Plain black tea is the most reliable and gives the strongest SCOBY, though green tea or a black-green blend also work well. Avoid teas with added oils, like Earl Grey or most herbal blends, because the oils can damage your culture over repeated batches.

Practical Guide for Kombucha Brewing Calculator

Temperature is the single biggest lever you control after the ratio. Kombucha ferments happily between 75 and 85 F; below 70 F it crawls and risks mold, while above 90 F it can turn harshly sour and stress the yeast. A simple seedling heat mat or a warm cupboard keeps a steady temperature and makes your ferment-length estimate far more accurate.

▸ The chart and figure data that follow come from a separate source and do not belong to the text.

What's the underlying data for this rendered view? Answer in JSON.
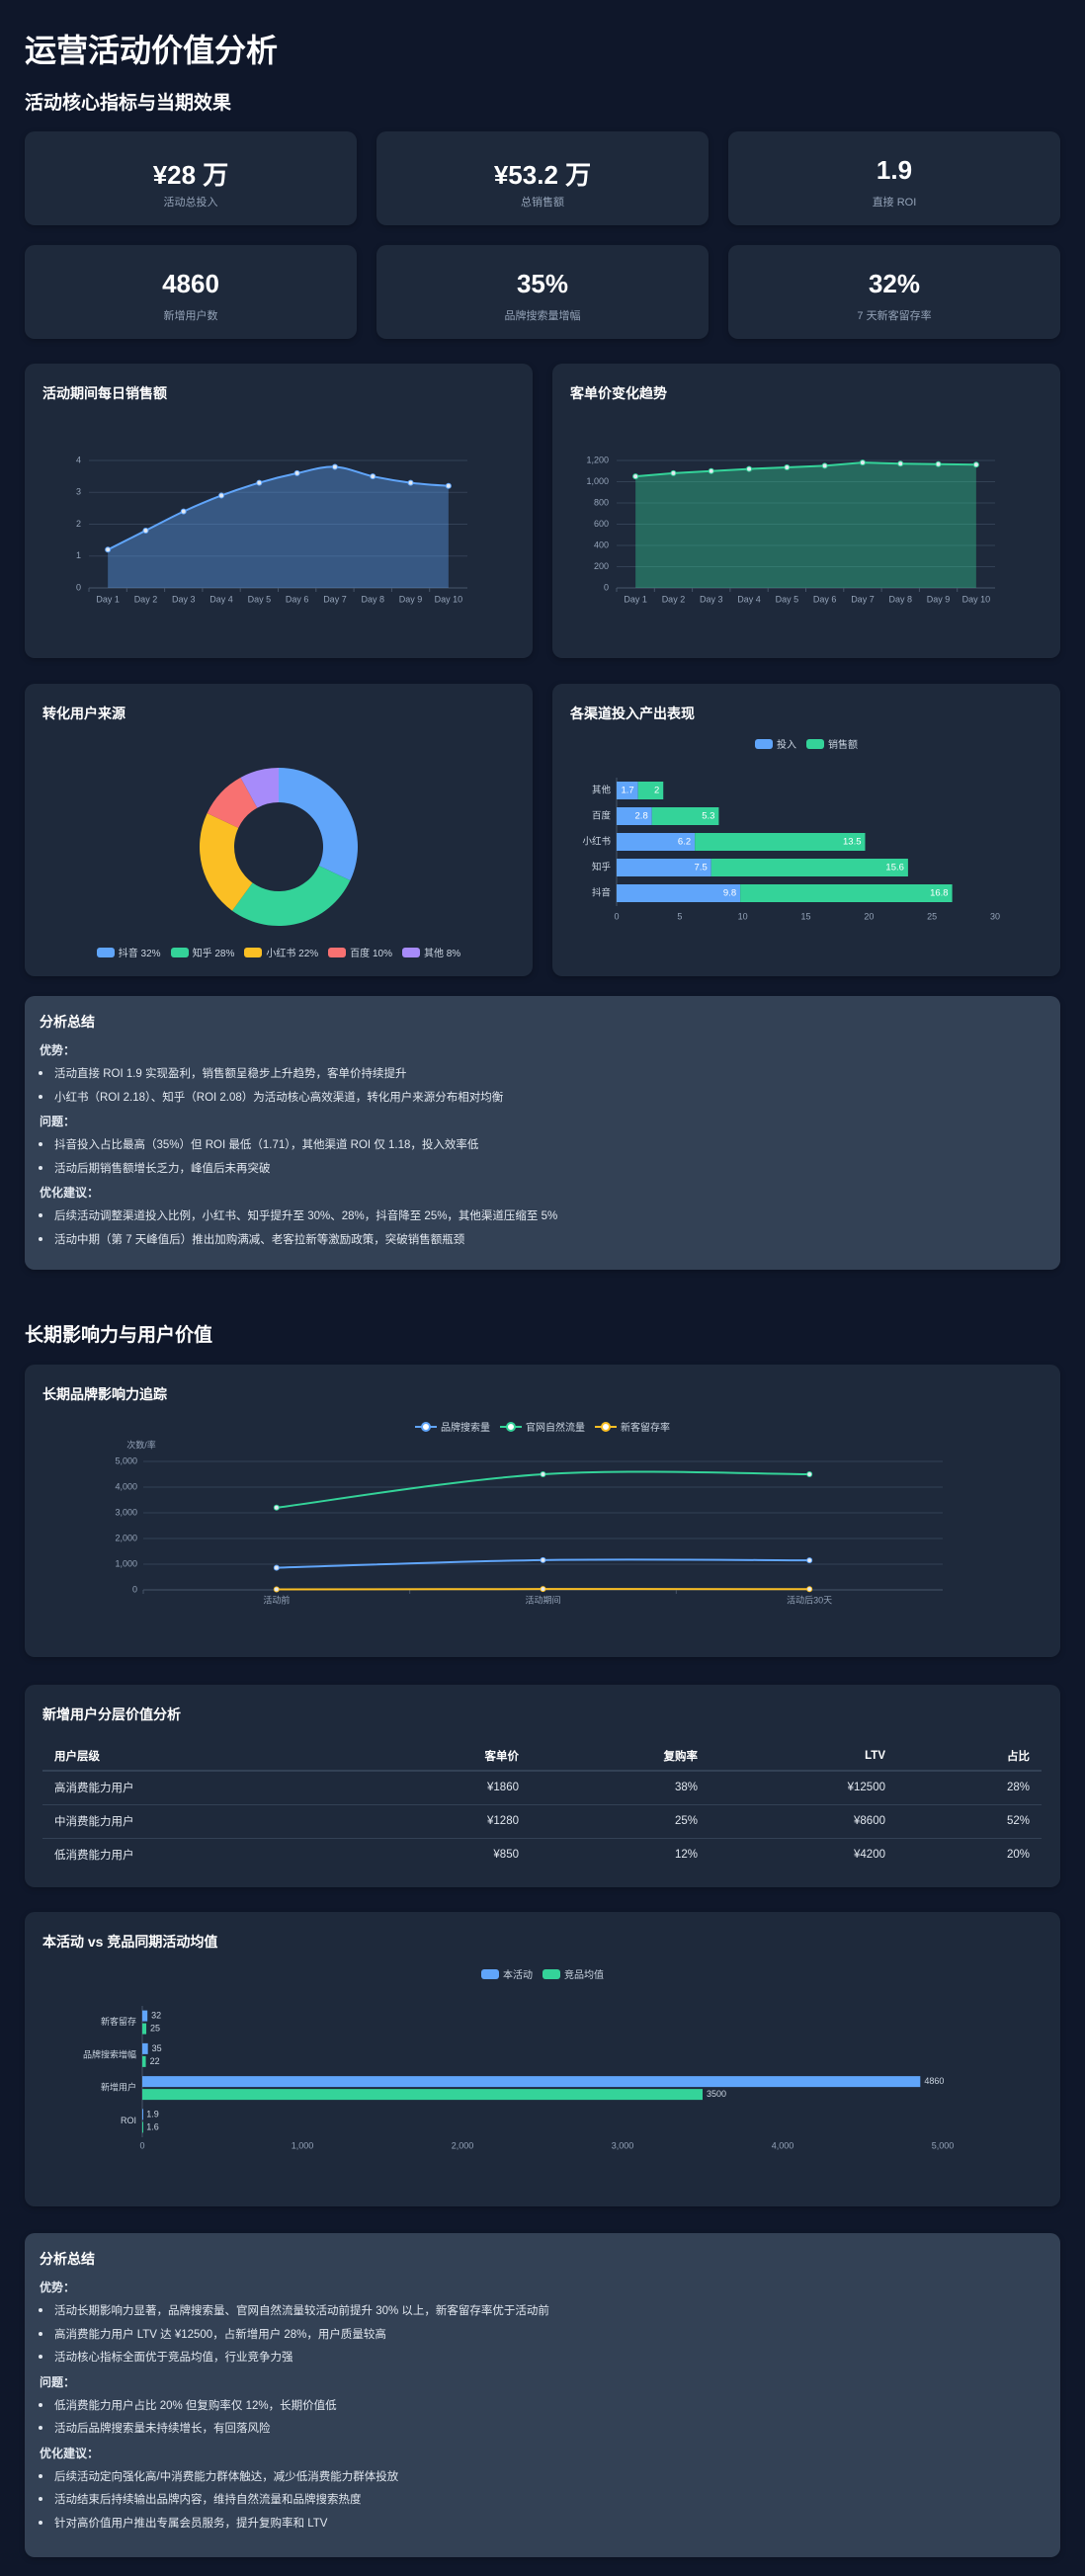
{
  "page_title": "运营活动价值分析",
  "section1_title": "活动核心指标与当期效果",
  "kpis": [
    {
      "value": "¥28 万",
      "label": "活动总投入"
    },
    {
      "value": "¥53.2 万",
      "label": "总销售额"
    },
    {
      "value": "1.9",
      "label": "直接 ROI"
    },
    {
      "value": "4860",
      "label": "新增用户数"
    },
    {
      "value": "35%",
      "label": "品牌搜索量增幅"
    },
    {
      "value": "32%",
      "label": "7 天新客留存率"
    }
  ],
  "colors": {
    "blue": "#60a5fa",
    "green": "#34d399",
    "yellow": "#fbbf24",
    "red": "#f87171",
    "purple": "#a78bfa"
  },
  "chart_data": [
    {
      "type": "area",
      "title": "活动期间每日销售额",
      "categories": [
        "Day 1",
        "Day 2",
        "Day 3",
        "Day 4",
        "Day 5",
        "Day 6",
        "Day 7",
        "Day 8",
        "Day 9",
        "Day 10"
      ],
      "values": [
        1.2,
        1.8,
        2.4,
        2.9,
        3.3,
        3.6,
        3.8,
        3.5,
        3.3,
        3.2
      ],
      "ylim": [
        0,
        4
      ],
      "yticks": [
        0,
        1,
        2,
        3,
        4
      ],
      "grid": true
    },
    {
      "type": "area",
      "title": "客单价变化趋势",
      "categories": [
        "Day 1",
        "Day 2",
        "Day 3",
        "Day 4",
        "Day 5",
        "Day 6",
        "Day 7",
        "Day 8",
        "Day 9",
        "Day 10"
      ],
      "values": [
        1050,
        1080,
        1100,
        1120,
        1135,
        1150,
        1180,
        1170,
        1165,
        1160
      ],
      "ylim": [
        0,
        1200
      ],
      "yticks": [
        0,
        200,
        400,
        600,
        800,
        1000,
        1200
      ],
      "grid": true
    },
    {
      "type": "pie",
      "title": "转化用户来源",
      "donut": true,
      "slices": [
        {
          "name": "抖音",
          "value": 32,
          "label": "抖音 32%"
        },
        {
          "name": "知乎",
          "value": 28,
          "label": "知乎 28%"
        },
        {
          "name": "小红书",
          "value": 22,
          "label": "小红书 22%"
        },
        {
          "name": "百度",
          "value": 10,
          "label": "百度 10%"
        },
        {
          "name": "其他",
          "value": 8,
          "label": "其他 8%"
        }
      ],
      "legend": "bottom"
    },
    {
      "type": "bar",
      "orientation": "horizontal",
      "stacked": true,
      "title": "各渠道投入产出表现",
      "categories": [
        "抖音",
        "知乎",
        "小红书",
        "百度",
        "其他"
      ],
      "series": [
        {
          "name": "投入",
          "values": [
            9.8,
            7.5,
            6.2,
            2.8,
            1.7
          ]
        },
        {
          "name": "销售额",
          "values": [
            16.8,
            15.6,
            13.5,
            5.3,
            2
          ]
        }
      ],
      "xlim": [
        0,
        30
      ],
      "xticks": [
        0,
        5,
        10,
        15,
        20,
        25,
        30
      ],
      "legend": "top"
    },
    {
      "type": "line",
      "title": "长期品牌影响力追踪",
      "ylabel": "次数/率",
      "categories": [
        "活动前",
        "活动期间",
        "活动后30天"
      ],
      "series": [
        {
          "name": "品牌搜索量",
          "values": [
            860,
            1160,
            1150
          ]
        },
        {
          "name": "官网自然流量",
          "values": [
            3200,
            4500,
            4500
          ]
        },
        {
          "name": "新客留存率",
          "values": [
            18,
            32,
            28
          ]
        }
      ],
      "ylim": [
        0,
        5000
      ],
      "yticks": [
        0,
        1000,
        2000,
        3000,
        4000,
        5000
      ],
      "grid": true,
      "legend": "top"
    },
    {
      "type": "bar",
      "orientation": "horizontal",
      "title": "本活动 vs 竞品同期活动均值",
      "categories": [
        "ROI",
        "新增用户",
        "品牌搜索增幅",
        "新客留存"
      ],
      "series": [
        {
          "name": "本活动",
          "values": [
            1.9,
            4860,
            35,
            32
          ]
        },
        {
          "name": "竞品均值",
          "values": [
            1.6,
            3500,
            22,
            25
          ]
        }
      ],
      "xlim": [
        0,
        5000
      ],
      "xticks": [
        0,
        1000,
        2000,
        3000,
        4000,
        5000
      ],
      "legend": "top"
    }
  ],
  "summary1": {
    "title": "分析总结",
    "groups": [
      {
        "heading": "优势：",
        "items": [
          "活动直接 ROI 1.9 实现盈利，销售额呈稳步上升趋势，客单价持续提升",
          "小红书（ROI 2.18）、知乎（ROI 2.08）为活动核心高效渠道，转化用户来源分布相对均衡"
        ]
      },
      {
        "heading": "问题：",
        "items": [
          "抖音投入占比最高（35%）但 ROI 最低（1.71），其他渠道 ROI 仅 1.18，投入效率低",
          "活动后期销售额增长乏力，峰值后未再突破"
        ]
      },
      {
        "heading": "优化建议：",
        "items": [
          "后续活动调整渠道投入比例，小红书、知乎提升至 30%、28%，抖音降至 25%，其他渠道压缩至 5%",
          "活动中期（第 7 天峰值后）推出加购满减、老客拉新等激励政策，突破销售额瓶颈"
        ]
      }
    ]
  },
  "section2_title": "长期影响力与用户价值",
  "table": {
    "title": "新增用户分层价值分析",
    "headers": [
      "用户层级",
      "客单价",
      "复购率",
      "LTV",
      "占比"
    ],
    "rows": [
      [
        "高消费能力用户",
        "¥1860",
        "38%",
        "¥12500",
        "28%"
      ],
      [
        "中消费能力用户",
        "¥1280",
        "25%",
        "¥8600",
        "52%"
      ],
      [
        "低消费能力用户",
        "¥850",
        "12%",
        "¥4200",
        "20%"
      ]
    ]
  },
  "summary2": {
    "title": "分析总结",
    "groups": [
      {
        "heading": "优势：",
        "items": [
          "活动长期影响力显著，品牌搜索量、官网自然流量较活动前提升 30% 以上，新客留存率优于活动前",
          "高消费能力用户 LTV 达 ¥12500，占新增用户 28%，用户质量较高",
          "活动核心指标全面优于竞品均值，行业竞争力强"
        ]
      },
      {
        "heading": "问题：",
        "items": [
          "低消费能力用户占比 20% 但复购率仅 12%，长期价值低",
          "活动后品牌搜索量未持续增长，有回落风险"
        ]
      },
      {
        "heading": "优化建议：",
        "items": [
          "后续活动定向强化高/中消费能力群体触达，减少低消费能力群体投放",
          "活动结束后持续输出品牌内容，维持自然流量和品牌搜索热度",
          "针对高价值用户推出专属会员服务，提升复购率和 LTV"
        ]
      }
    ]
  }
}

Taste, do not guess, as you approach the end of the window. Starting around day 7, draw a little out with a straw each day. When it hits the balance of sweet and tart you like, it is done; warmer batches reach that point faster than the 10-day default. Once you bottle for a second ferment with fruit or juice, expect another 2 to 4 days at room temperature to build fizz.

Reserve your next starter before you flavor anything. Set aside roughly 1 to 2 cups of the plain, finished kombucha along with the SCOBY for your following batch. Keeping that liquid unflavored and acidic is the easiest insurance against a failed brew, and it lets you reuse the exact ratios from this calculator indefinitely.

Quick Checklist

  • Use plain white sugar and plain black or green tea, no oils or flavorings in the first ferment.
  • Cool the sweet tea below 90 F before adding the SCOBY and starter liquid.
  • Cover the jar with a tight-weave cloth and band, never an airtight lid, during the first ferment.
  • Always reserve 1 to 2 cups of unflavored kombucha plus the SCOBY as starter for the next batch.